A qui la faute?
"Mes rêves sont morts", souffle Frozan, jeune Afghane qui a perdu ses parents dans la guerre, découragée de voir que même les orphelinats, refuge des enfants les plus vulnérables, sont rongés par la corruption.
Au coeur de Kaboul, capitale d'un pays secoué par les conflits depuis 35 ans, l'orphelinat privé Fenêtres d'espoir (Windows of Hope) accueille 12 enfants, en majorité des handicapés, avec un maigre budget soutenu par quelques dons étrangers.
"Ces sont les enfants dont personne ne s'occupe", explique Frozan, 22 ans dont déjà six à la tête de l'orphelinat, sans cacher la difficulté de la tâche, car "ils ont besoin de quelqu'un à tout moment de la journée".
"Beaucoup sont des victimes de la guerre, qui ont perdu leurs familles. Ils ont souffert, ils ont des problèmes psychologiques, et les proches qui leur restent ne sont pas prêts à les garder", dit-elle.
Frozan a elle même perdu ses parents dans un bombardement pendant la guerre civile des années 1990. Elle avait alors six mois, et y a perdu une jambe.
Malgré le traumatisme cette jeune femme déterminée a décidé de s'investir corps et âme pour aider ses jeunes semblables.
Au moins son orphelinat reste-t-il, en principe, à l'abri de la corruption qui gangrène et paralyse la trentaine d'orphelinats d'Etat. Et avec sa taille réduite, il peut choyer davantage ses orphelins que les grands établissements publics.
Dans l'un d'eux en effet, le Tahia Maskan à Kaboul, 500 garçons âgés de 11 à 18 ans vivent dans un grand bâtiment délabré et sous-équipé.
Faux orphelins
"Nos enfants mangent de la viande, du yaourt et des fruits au moins trois fois par semaine, et du riz tous les jours", explique le directeur des orphelinats d'Afghanistan, Sayed Abdullah Hashimi, qui gère également le Tahia Maskan.

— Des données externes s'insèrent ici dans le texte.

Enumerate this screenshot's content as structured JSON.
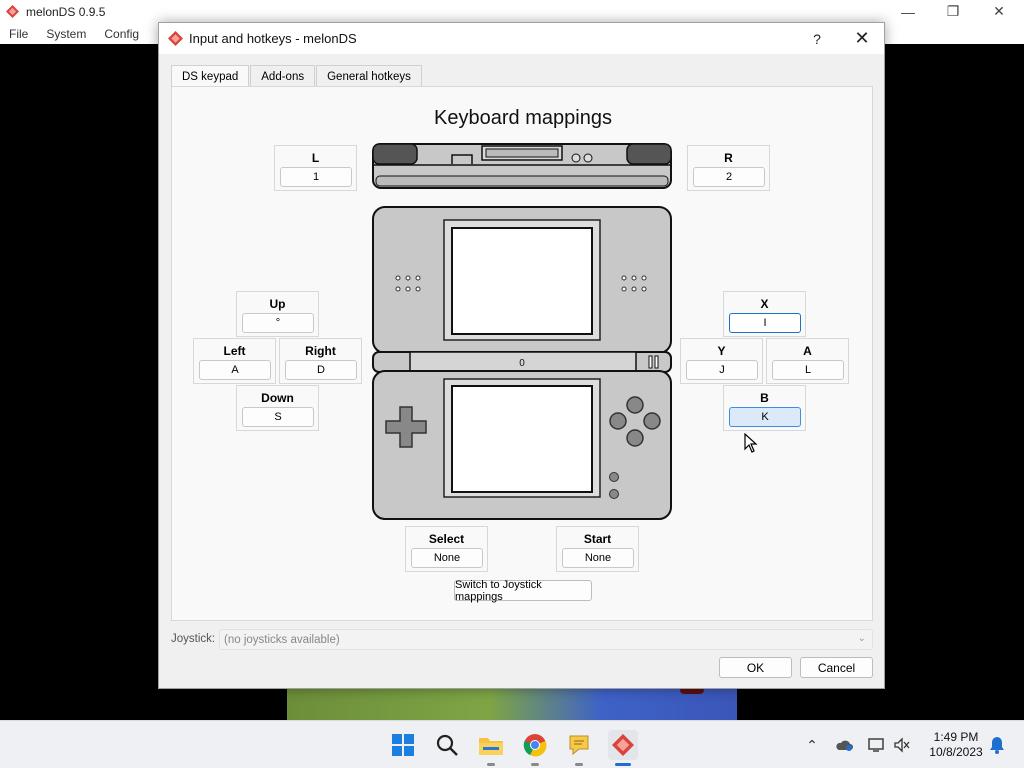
{
  "app": {
    "title": "melonDS 0.9.5",
    "menu": [
      "File",
      "System",
      "Config"
    ]
  },
  "dialog": {
    "title": "Input and hotkeys - melonDS",
    "help": "?",
    "tabs": [
      "DS keypad",
      "Add-ons",
      "General hotkeys"
    ],
    "active_tab": "DS keypad",
    "heading": "Keyboard mappings",
    "mappings": {
      "L": {
        "label": "L",
        "key": "1"
      },
      "R": {
        "label": "R",
        "key": "2"
      },
      "Up": {
        "label": "Up",
        "key": "°"
      },
      "Left": {
        "label": "Left",
        "key": "A"
      },
      "Right": {
        "label": "Right",
        "key": "D"
      },
      "Down": {
        "label": "Down",
        "key": "S"
      },
      "X": {
        "label": "X",
        "key": "I"
      },
      "Y": {
        "label": "Y",
        "key": "J"
      },
      "A": {
        "label": "A",
        "key": "L"
      },
      "B": {
        "label": "B",
        "key": "K"
      },
      "Select": {
        "label": "Select",
        "key": "None"
      },
      "Start": {
        "label": "Start",
        "key": "None"
      }
    },
    "ds_hinge_label": "0",
    "switch_button": "Switch to Joystick mappings",
    "joystick_label": "Joystick:",
    "joystick_value": "(no joysticks available)",
    "ok": "OK",
    "cancel": "Cancel"
  },
  "taskbar": {
    "time": "1:49 PM",
    "date": "10/8/2023",
    "apps": [
      "start-icon",
      "search-icon",
      "file-explorer-icon",
      "chrome-icon",
      "notes-icon",
      "melonds-icon"
    ]
  },
  "colors": {
    "accent": "#1f6fd1",
    "hover": "#dbe9f8",
    "ds_body": "#c8c8c8",
    "app_icon": "#d9433a"
  }
}
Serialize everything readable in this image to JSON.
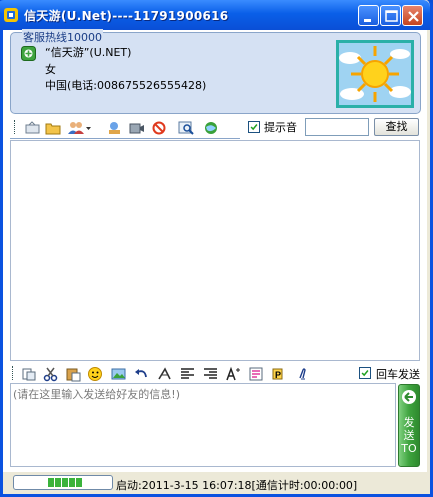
{
  "window": {
    "title": "信天游(U.Net)----11791900616",
    "controls": [
      "minimize",
      "maximize",
      "close"
    ]
  },
  "contact": {
    "hotline": "客服热线10000",
    "name": "“信天游”(U.NET)",
    "gender": "女",
    "location": "中国(电话:008675526555428)",
    "status_icon": "online-status-icon",
    "avatar": "sun-avatar"
  },
  "toolbar_top": {
    "icons": [
      "send-file-icon",
      "folder-icon",
      "add-contact-icon",
      "user-info-icon",
      "video-icon",
      "block-icon",
      "search-history-icon",
      "web-icon"
    ],
    "sound_prompt_label": "提示音",
    "sound_prompt_checked": true,
    "search_value": "",
    "find_label": "查找"
  },
  "toolbar_bottom": {
    "icons": [
      "copy-icon",
      "cut-icon",
      "paste-icon",
      "emoticon-icon",
      "screenshot-icon",
      "undo-icon",
      "clear-icon",
      "align-left-icon",
      "align-right-icon",
      "font-icon",
      "color-icon",
      "bold-icon",
      "clip-icon"
    ],
    "enter_send_label": "回车发送",
    "enter_send_checked": true
  },
  "message": {
    "placeholder": "(请在这里输入发送给好友的信息!)",
    "send_label": "发送TO"
  },
  "status": {
    "progress_segments": 5,
    "text": "启动:2011-3-15 16:07:18[通信计时:00:00:00]"
  }
}
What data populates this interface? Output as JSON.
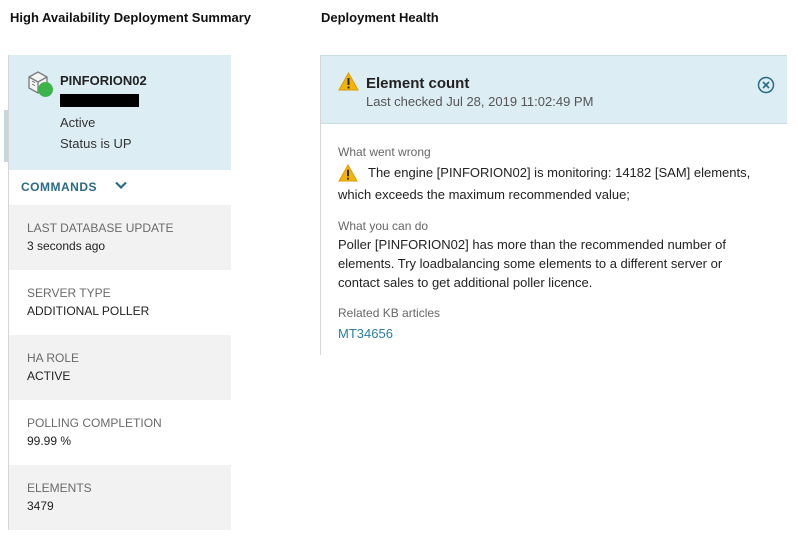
{
  "headings": {
    "left": "High Availability Deployment Summary",
    "right": "Deployment Health"
  },
  "server": {
    "name": "PINFORION02",
    "state": "Active",
    "status": "Status is UP",
    "status_color": "#3cb44b",
    "icon": "server-icon"
  },
  "commands": {
    "label": "COMMANDS",
    "icon": "chevron-down-icon"
  },
  "properties": [
    {
      "label": "LAST DATABASE UPDATE",
      "value": "3 seconds ago"
    },
    {
      "label": "SERVER TYPE",
      "value": "ADDITIONAL POLLER"
    },
    {
      "label": "HA ROLE",
      "value": "ACTIVE"
    },
    {
      "label": "POLLING COMPLETION",
      "value": "99.99 %"
    },
    {
      "label": "ELEMENTS",
      "value": "3479"
    }
  ],
  "alert": {
    "title": "Element count",
    "last_checked": "Last checked Jul 28, 2019 11:02:49 PM",
    "what_went_wrong_label": "What went wrong",
    "what_went_wrong_line1": "The engine [PINFORION02] is monitoring: 14182 [SAM] elements,",
    "what_went_wrong_line2": "which exceeds the maximum recommended value;",
    "what_you_can_do_label": "What you can do",
    "what_you_can_do_line1": "Poller [PINFORION02] has more than the recommended number of",
    "what_you_can_do_line2": "elements. Try loadbalancing some elements to a different server or",
    "what_you_can_do_line3": "contact sales to get additional poller licence.",
    "related_kb_label": "Related KB articles",
    "kb_link": "MT34656",
    "warning_color": "#f5b400",
    "accent_color": "#2b7ea1"
  }
}
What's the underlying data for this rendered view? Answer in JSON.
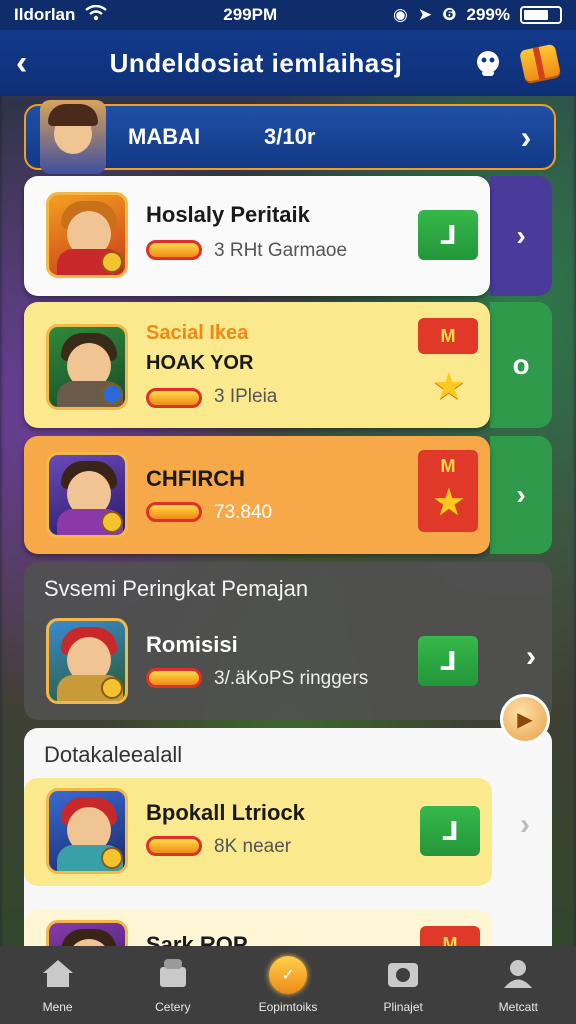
{
  "status_bar": {
    "carrier": "Ildorlan",
    "time": "299PM",
    "battery_pct": "299%"
  },
  "header": {
    "title": "Undeldosiat iemlaihasj"
  },
  "mabai_bar": {
    "label": "MABAI",
    "count": "3/10r"
  },
  "cards": [
    {
      "name": "Hoslaly Peritaik",
      "meta": "3 RHt Garmaoe",
      "action_label": "⅃"
    },
    {
      "subtitle": "Sacial Ikea",
      "name": "HOAK YOR",
      "meta": "3 IPleia",
      "badge": "M",
      "tab_label": "o"
    },
    {
      "name": "CHFIRCH",
      "meta": "73.840",
      "badge": "M"
    }
  ],
  "section_ranking": {
    "title": "Svsemi Peringkat Pemajan",
    "item": {
      "name": "Romisisi",
      "meta": "3/.äKoPS ringgers",
      "action_label": "⅃"
    }
  },
  "section_details": {
    "title": "Dotakaleealall",
    "items": [
      {
        "name": "Bpokall Ltriock",
        "meta": "8K neaer",
        "action_label": "⅃"
      },
      {
        "name": "Sark ROP",
        "badge": "M"
      }
    ]
  },
  "nav": [
    {
      "label": "Mene"
    },
    {
      "label": "Cetery"
    },
    {
      "label": "Eopimtoiks"
    },
    {
      "label": "Plinajet"
    },
    {
      "label": "Metcatt"
    }
  ]
}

Mais il admet également que certains parents bien connectés utilisent les orphelinats pour loger et éduquer leurs enfants à peu de frais, détournant l'aide déjà maigre destinée aux vrais orphelins.
"Ils ont des relations avec les élus et les ministres", confirme Frozan, furieuse, en appelant le gouvernement à ne plus accepter que "les orphelins légitimes" dans ses orphelinats.
Après la chute des talibans en 2001, les milliards de dollars de l'aide internationale ont alimenté une corruption endémique qui a fait de
l'Afghanistan le quatrième pays le plus corrompu au monde selon Transparency International.
Le nouveau président Ashraf Ghani a, dès son arrivée au pouvoir en septembre dernier, promis de s'attaquer à ce fléau, mais la tâche est titanesque dans un pays où il n'épargne aucun secteur.
"Les orphelinats ne fournissent pas les services aux plus vulnérables", résume sans ambages Sami Hashemi, spécialiste de la protection de l'enfance pour l'Unicef à Kaboul, en dénonçant implicitement les détournements de fonds publics.
Sur les 85 afghanis (un peu plus d'un euro) alloués par jour pour les repas des enfants, seul 50 afghanis sont versés aux établissements, le reste étant capté au passage par de nombreux responsables, assure-t-il.
'Besoin de personnes intègres'
"Nous avons besoin de personnes intègres" et "dédiées à la seule cause des enfants", pas de "corrompus", plaide Sayed Abdullah Hashimi.
Seuls 12% des quelque 110.000 orphelins que compte le pays sont en orphelinats, selon le gouvernement. La majorité des autres est prise en charge par la famille élargie.
Mais M. Hashimi reste optimiste, en rappelant qu'"avec le soutien de la communauté internationale, les conditions de vie dans les orphelinats se sont beaucoup améliorées" ces dernières années. "Nous espérons résoudre tous les problèmes, y compris la corruption".
Outre la corruption, l'incertitude sur la pérennité des ressources pourrait peser sur l'avenir des orphelins en Afghanistan, au moment où l'Otan vient de retirer du pays ses troupes de combat, et que beaucoup anticipent une forte baisse de l'aide internationale à l'Afghanistan ces prochaines années.
Cette manne, qui finance une bonne partie du budget afghan, est massive: selon le gouvernement américain, les Etats-unis y ont à eux seuls dépensé 104 milliards de dollars depuis 2002 pour la reconstruction du pays, forces de sécurité comprises.
A défaut de mettre fin au conflit, elle a permis de construire de nouveaux équipements et de financer de multiples programmes d'aides. Mais l'impact a été bien moins décisif qu'espéré, notamment dans les services sociaux comme les orphelinats.
Pour continuer à exister, l'orphelinat Fenêtres d'espoir espère être à l'avenir aidé par le gouvernement ou d'autres acteurs locaux.